Thursday, March 12, 2009

The Past Possesses all that is Present for better or worse

When Dr. Sexson mentioned at the beginning of the semester that one, if not a few of us, were going to loose someone very close to us, I’m sure everyone was thinking the same thing, “he’s probably right, but I hope it’s not me”. I had forgot his prediction till he mentioned it in class yesterday and unfortunately I had a very close friend die a couple months ago. He was the kind of person that you know through your parents, my dad and his dad went to college together and afterwards his dad bought some property in Mexico, where we would meet every couple years. Dillon was someone I knew from the time that we were about five or six years old, not someone that I would call a best friend, by any means, but like a cousin. Someone who you know better than most of your friends and someone who knows you the same, just because you’ve seen each other grow up and the changes that come along with that. I didn’t think that I would see the end to those changes for a very long time but Dillon ended his life with a shot to the head. This ties even further into what we are doing in class in relation to Hector’s wife coming to terms with the fact that she has to let her child die. Dillon was fully ready to end his life, and had made the preparations necessary to take care of his body after he was gone. He wrote a letter to his parents stating that he wanted to be cremated and have half his ashes spread over the mountains in Colorado, where he spent much of his childhood, and the other half over the Caribbean in Mexico where we had spent so many times snorkeling, cooking, and laughing with our families. He stamped that letter and sent it off the day he shot himself, but he didn’t say his goodbyes over a letter, instead he called his parents 300 miles south of him at their home in California, and told them that he was going to kill himself and there was nothing that they could do, it was time.

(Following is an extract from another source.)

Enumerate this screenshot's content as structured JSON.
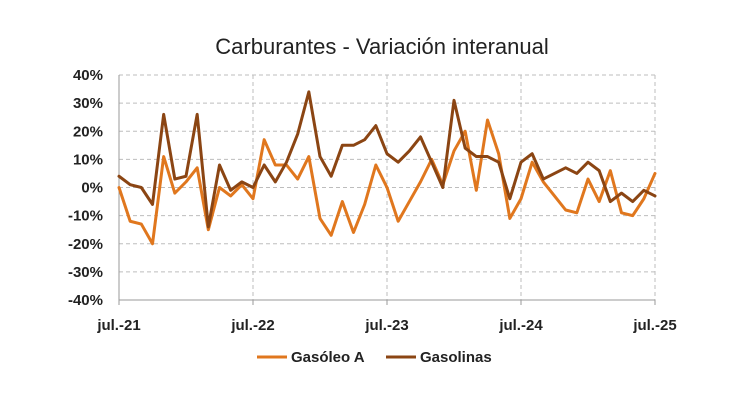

It’s hard to judge what’s worse; the fact that he killed himself in the first place or that he called his parents to say goodbye. I’m sure his intentions were not malicious in calling to say goodbye, but I imagine the sense of panic his parents felt was very similar to the sense of panic Hector’s wife felt when she heard the news her son must be killed. Of course there are some differences; Dillon took his own life while Hector’s son was being murdered, but all the same the terror and fright that both must have felt is something that brings tears to my eyes.
Now that Dillon is gone, his parents are dealing with this sense that he is dead and they are alive as best they can. I can only imagine they are wondering what they could have done to stop this tragedy, because the young are suppose to bury their elders not the other way around.